Cape Town & Rotterdam: A. A. Balkema, 1977
Large Fo, unpaginated. Half-leather hardcover binding, marbled boards, gilt lettering to spine, gilt inlaid publisher’s device on front board. 6 full-page full-colour plates. With an introduction and descriptive notes by F.R. Bradlow.
Limited Edition, Copy no 60 of 100. Signed by F.R. Bradlow.
Thomas Baines (1820 – 1875) was an English artist and explorer of British colonial southern Africa and Australia. In 1858 Baines accompanied David Livingstone along the Zambezi, and was one of the first white men to view Victoria Falls. In 1869 Baines led one of the first gold prospecting expeditions to Mashonaland in what later became Rhodesia.
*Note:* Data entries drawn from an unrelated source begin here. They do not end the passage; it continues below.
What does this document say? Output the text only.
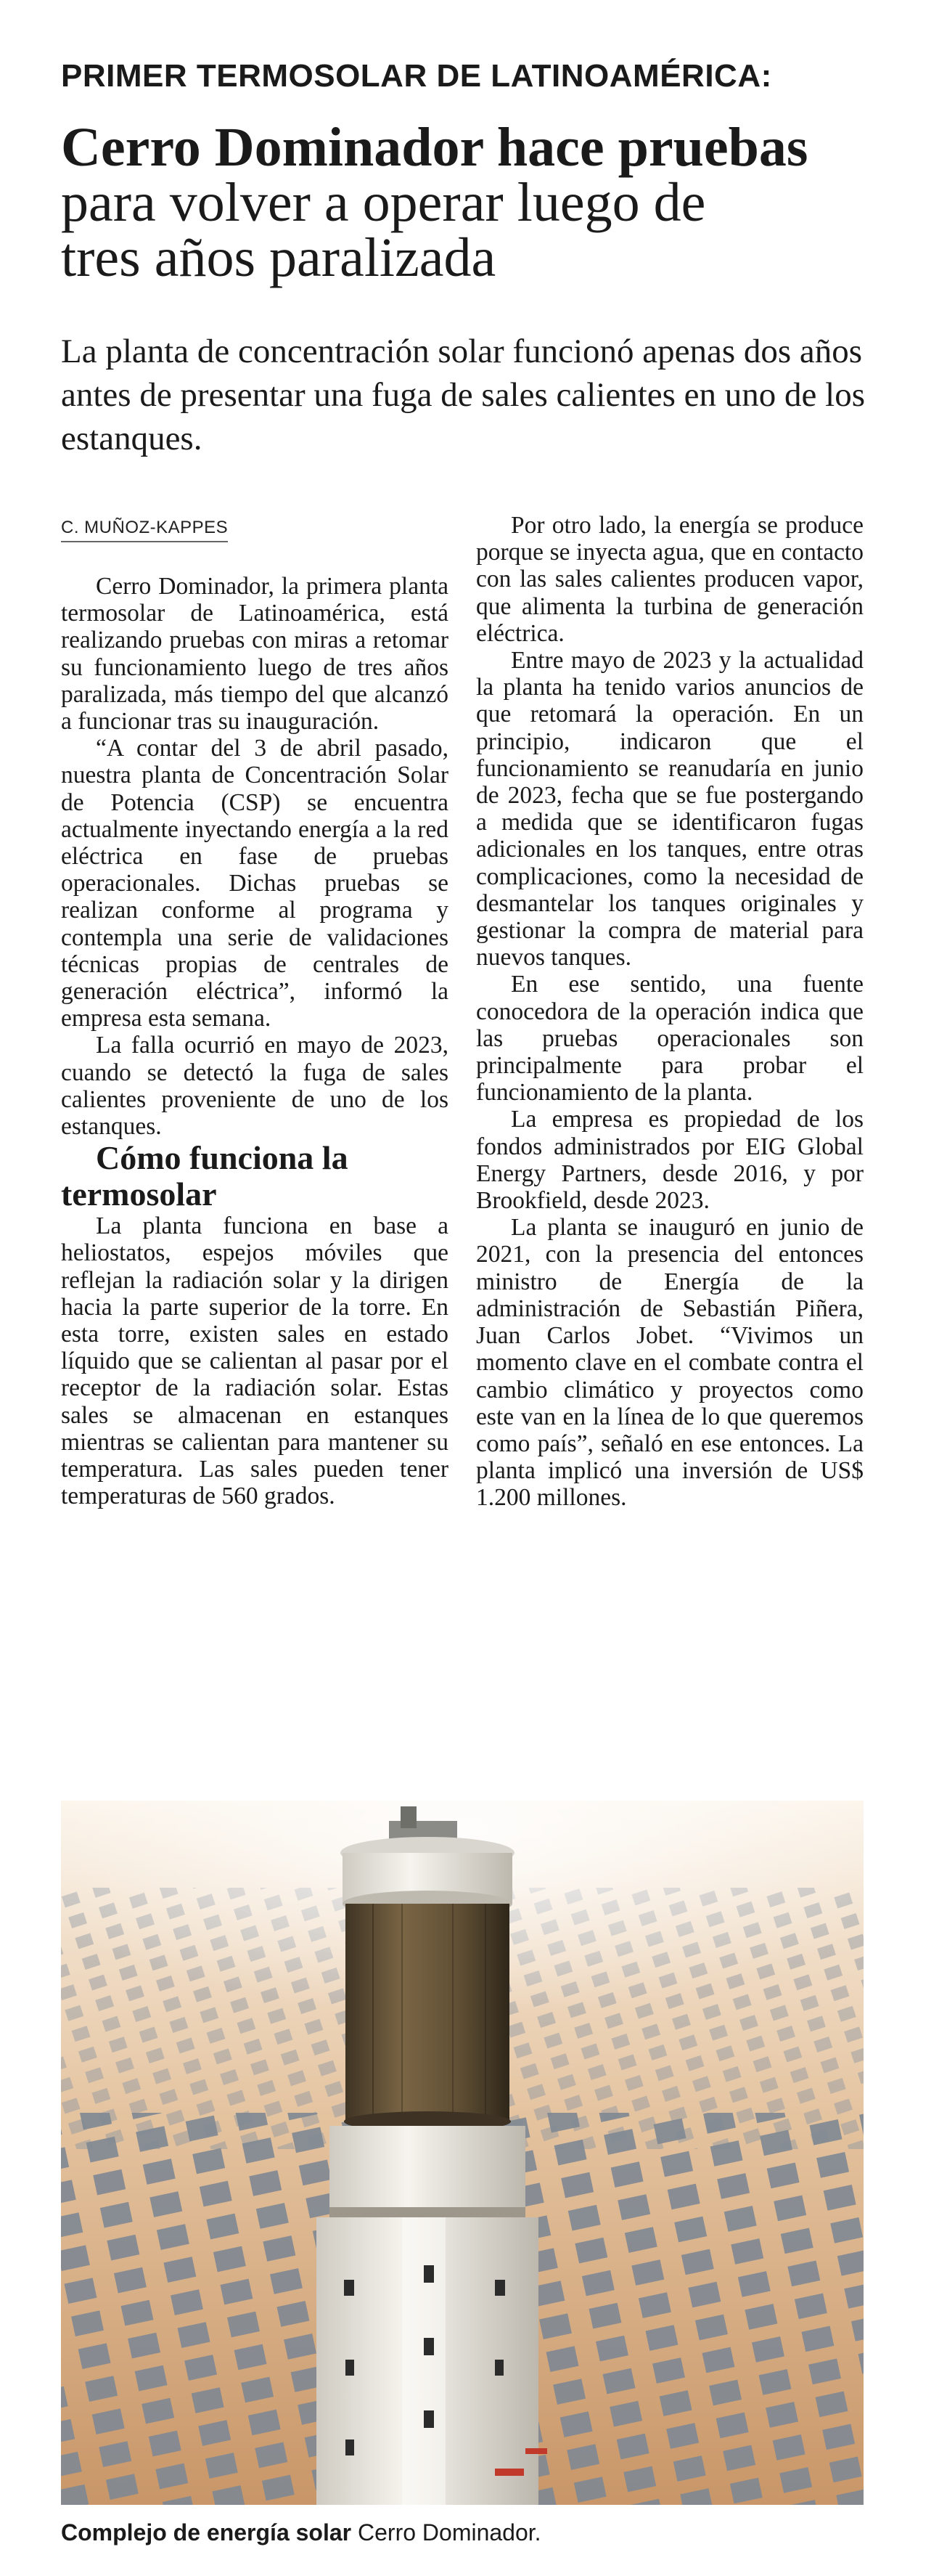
PRIMER TERMOSOLAR DE LATINOAMÉRICA:
Cerro Dominador hace pruebas
para volver a operar luego de
tres años paralizada
La planta de concentración solar funcionó apenas dos años antes de presentar una fuga de sales calientes en uno de los estanques.
C. MUÑOZ-KAPPES

Cerro Dominador, la primera planta termosolar de Latinoamérica, está realizando pruebas con miras a retomar su funcionamiento luego de tres años paralizada, más tiempo del que alcanzó a funcionar tras su inauguración.

“A contar del 3 de abril pasado, nuestra planta de Concentración Solar de Potencia (CSP) se encuentra actualmente inyectando energía a la red eléctrica en fase de pruebas operacionales. Dichas pruebas se realizan conforme al programa y contempla una serie de validaciones técnicas propias de centrales de generación eléctrica”, informó la empresa esta semana.

La falla ocurrió en mayo de 2023, cuando se detectó la fuga de sales calientes proveniente de uno de los estanques.

Cómo funciona la termosolar

La planta funciona en base a heliostatos, espejos móviles que reflejan la radiación solar y la dirigen hacia la parte superior de la torre. En esta torre, existen sales en estado líquido que se calientan al pasar por el receptor de la radiación solar. Estas sales se almacenan en estanques mientras se calientan para mantener su temperatura. Las sales pueden tener temperaturas de 560 grados.

Por otro lado, la energía se produce porque se inyecta agua, que en contacto con las sales calientes producen vapor, que alimenta la turbina de generación eléctrica.

Entre mayo de 2023 y la actualidad la planta ha tenido varios anuncios de que retomará la operación. En un principio, indicaron que el funcionamiento se reanudaría en junio de 2023, fecha que se fue postergando a medida que se identificaron fugas adicionales en los tanques, entre otras complicaciones, como la necesidad de desmantelar los tanques originales y gestionar la compra de material para nuevos tanques.

En ese sentido, una fuente conocedora de la operación indica que las pruebas operacionales son principalmente para probar el funcionamiento de la planta.

La empresa es propiedad de los fondos administrados por EIG Global Energy Partners, desde 2016, y por Brookfield, desde 2023.

La planta se inauguró en junio de 2021, con la presencia del entonces ministro de Energía de la administración de Sebastián Piñera, Juan Carlos Jobet. “Vivimos un momento clave en el combate contra el cambio climático y proyectos como este van en la línea de lo que queremos como país”, señaló en ese entonces. La planta implicó una inversión de US$ 1.200 millones.

Complejo de energía solar Cerro Dominador.
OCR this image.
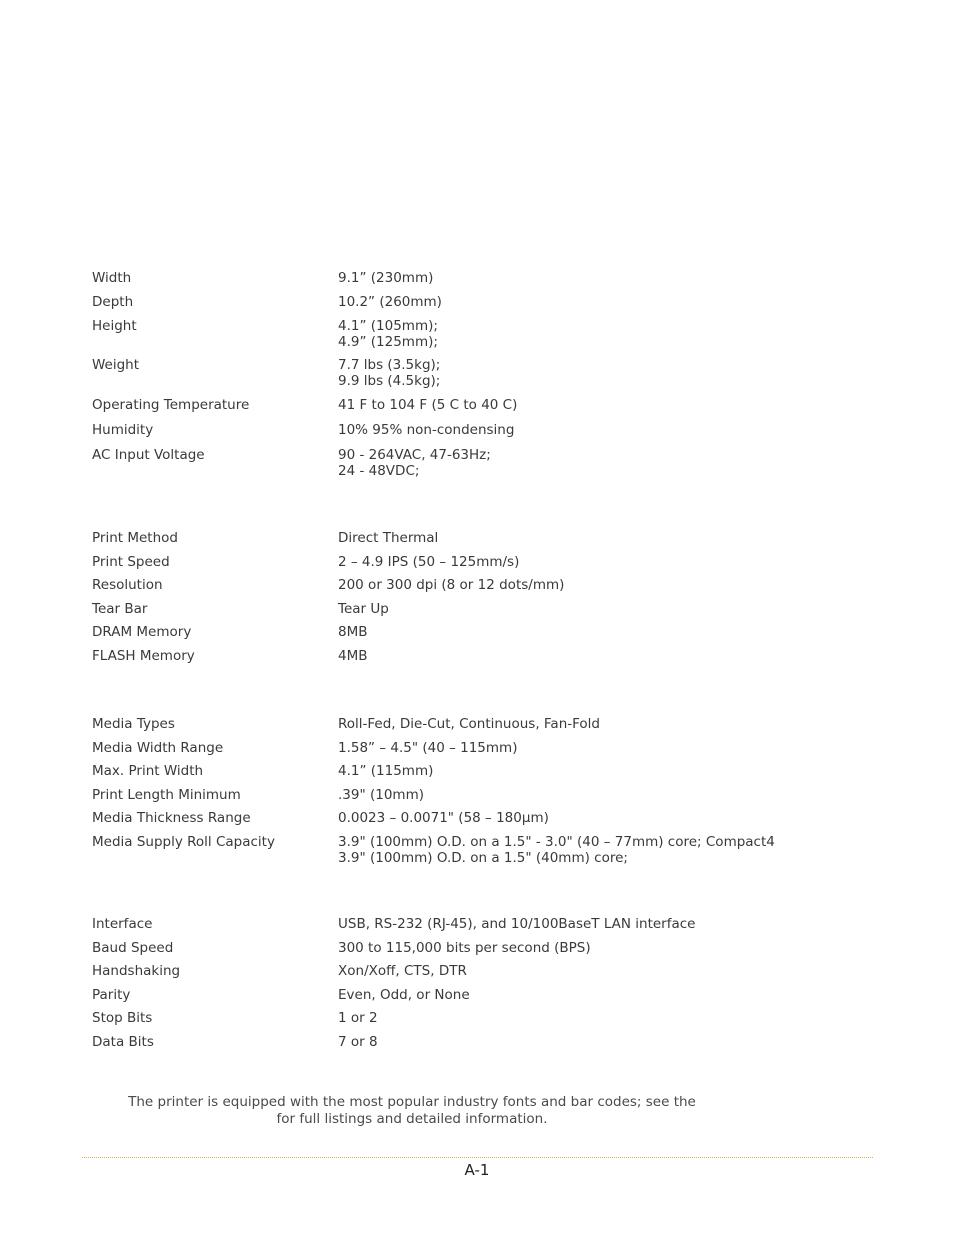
Width	9.1” (230mm)
Depth	10.2” (260mm)
Height	4.1” (105mm);
4.9” (125mm);
Weight	7.7 lbs (3.5kg);
9.9 lbs (4.5kg);
Operating Temperature	41 F to 104 F (5 C to 40 C)
Humidity	10% 95% non-condensing
AC Input Voltage	90 - 264VAC, 47-63Hz;
24 - 48VDC;
Print Method	Direct Thermal
Print Speed	2 – 4.9 IPS (50 – 125mm/s)
Resolution	200 or 300 dpi (8 or 12 dots/mm)
Tear Bar	Tear Up
DRAM Memory	8MB
FLASH Memory	4MB
Media Types	Roll-Fed, Die-Cut, Continuous, Fan-Fold
Media Width Range	1.58” – 4.5" (40 – 115mm)
Max. Print Width	4.1” (115mm)
Print Length Minimum	.39" (10mm)
Media Thickness Range	0.0023 – 0.0071" (58 – 180µm)
Media Supply Roll Capacity	3.9" (100mm) O.D. on a 1.5" - 3.0" (40 – 77mm) core; Compact4
3.9" (100mm) O.D. on a 1.5" (40mm) core;
Interface	USB, RS-232 (RJ-45), and 10/100BaseT LAN interface
Baud Speed	300 to 115,000 bits per second (BPS)
Handshaking	Xon/Xoff, CTS, DTR
Parity	Even, Odd, or None
Stop Bits	1 or 2
Data Bits	7 or 8
The printer is equipped with the most popular industry fonts and bar codes; see the
for full listings and detailed information.
A-1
From 1861 to 1862 Baines and James Chapman undertook an expedition to South West Africa. Chapman's Travels in the Interior of South Africa (1868) and Baines' Explorations in South-West Africa (1864), provide a rare account of different perspectives on the same trip. This was the first expedition during which extensive use was made of both photography and painting, and in addition both men kept journals in which, amongst other things, they commented on their own and each other's practice. Baines made some of the drawings for the engravings illustrating Alfred Russel Wallace's 1869 book The Malay Archipelago. In 1870 Baines was granted a concession to explore for gold between the Gweru and Hunyani rivers by Lobengula, leader of the Matabele nation. (wikipedia.com)
Condition: Very good, slight wear to corners of boards. Text and plates are clean. Well bound.